Effective governance creates value by giving organizations the confidence to pursue meaningful change.

The board’s responsibility extends beyond oversight and fiduciary stewardship. It helps create the conditions under which organizations can innovate responsibly, make informed strategic decisions, and navigate uncertainty with confidence. In an environment where artificial intelligence and other emerging technologies are reshaping industries at unprecedented speed, boards play a critical role in ensuring that innovation and accountability advance together.

Well-designed governance is not an obstacle to transformation. It is a catalyst for it.

Artificial intelligence represents far more than another technology investment. AI transformation is fundamentally organizational transformation, affecting how organizations make decisions, deliver services, manage risk, develop talent, and create value.

The board’s responsibility is therefore not simply to govern AI. It is to govern the transformation of the enterprise that AI makes possible.

That requires balancing innovation with accountability while ensuring that AI investments advance the organization’s mission, values, and long-term strategic objectives.

Governing increasingly autonomous systems

The emergence of generative and, increasingly, agentic AI presents governance challenges that extend beyond traditional technology oversight.

As AI systems become more autonomous and deeply integrated into enterprise operations, the nature of risk, accountability, and assurance changes in fundamental ways. Boards must ensure that governance frameworks evolve alongside these technologies by:

  • Establishing clear accountability for autonomous systems.
  • Maintaining appropriate human oversight for consequential decisions.
  • Ensuring that the pace of adoption does not outstrip the organization’s capacity to manage risk responsibly.

In regulated and mission-critical environments, this discipline is not optional. It is foundational to sustainable AI adoption.

Looking beyond short-term efficiency

Organizations that derive the greatest long-term value from AI will be those that treat productivity gains as an opportunity to expand capability, accelerate innovation, improve quality, and pursue new strategic opportunities—not simply reduce costs.

Effective governance helps leadership distinguish between short-term efficiency and long-term value creation by asking:

  • Where does AI create durable competitive advantage?
  • Where does it introduce new categories of risk?
  • How must the workforce and organizational model evolve to capture its full potential?

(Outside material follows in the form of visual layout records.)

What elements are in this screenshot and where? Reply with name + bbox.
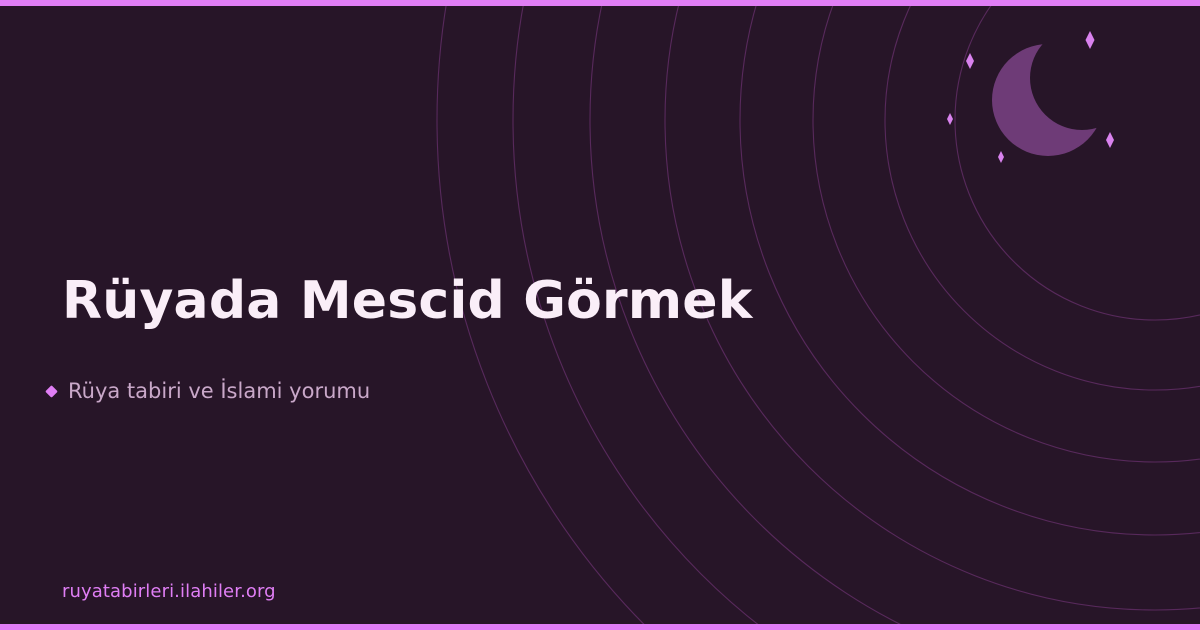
social-share-card: Rüyada Mescid Görmek Rüya tabiri ve İsla… [0, 0, 1200, 630]
star-sparkles [947, 31, 1114, 163]
bottom-accent-rule [0, 624, 1200, 630]
crescent-moon-icon [980, 30, 1120, 175]
list-item-label: Rüya tabiri ve İslami yorumu [68, 378, 370, 405]
card-content: Rüyada Mescid Görmek Rüya tabiri ve İsla… [62, 0, 822, 630]
diamond-bullet-icon [45, 385, 58, 398]
site-url-label: ruyatabirleri.ilahiler.org [62, 581, 276, 602]
subtitle-bullet-list: Rüya tabiri ve İslami yorumu [44, 378, 370, 405]
top-accent-rule [0, 0, 1200, 6]
list-item: Rüya tabiri ve İslami yorumu [44, 378, 370, 405]
page-title: Rüyada Mescid Görmek [62, 272, 753, 332]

Cost efficiency may be an outcome of good strategy. It should not be the strategy itself.

The role of the board

Effective board members contribute more than oversight. They serve as strategic resources to executive leadership, bringing independent judgment, practical experience, and constructive challenge while respecting management’s responsibility for execution.

My goal as a director is to help organizations transform with confidence—bringing together strategy, governance, and technology to enable responsible innovation, strengthen organizational capability, and create enduring competitive advantage.

Ultimately, the measure of governance is not only the risks it prevents, but the opportunities it enables.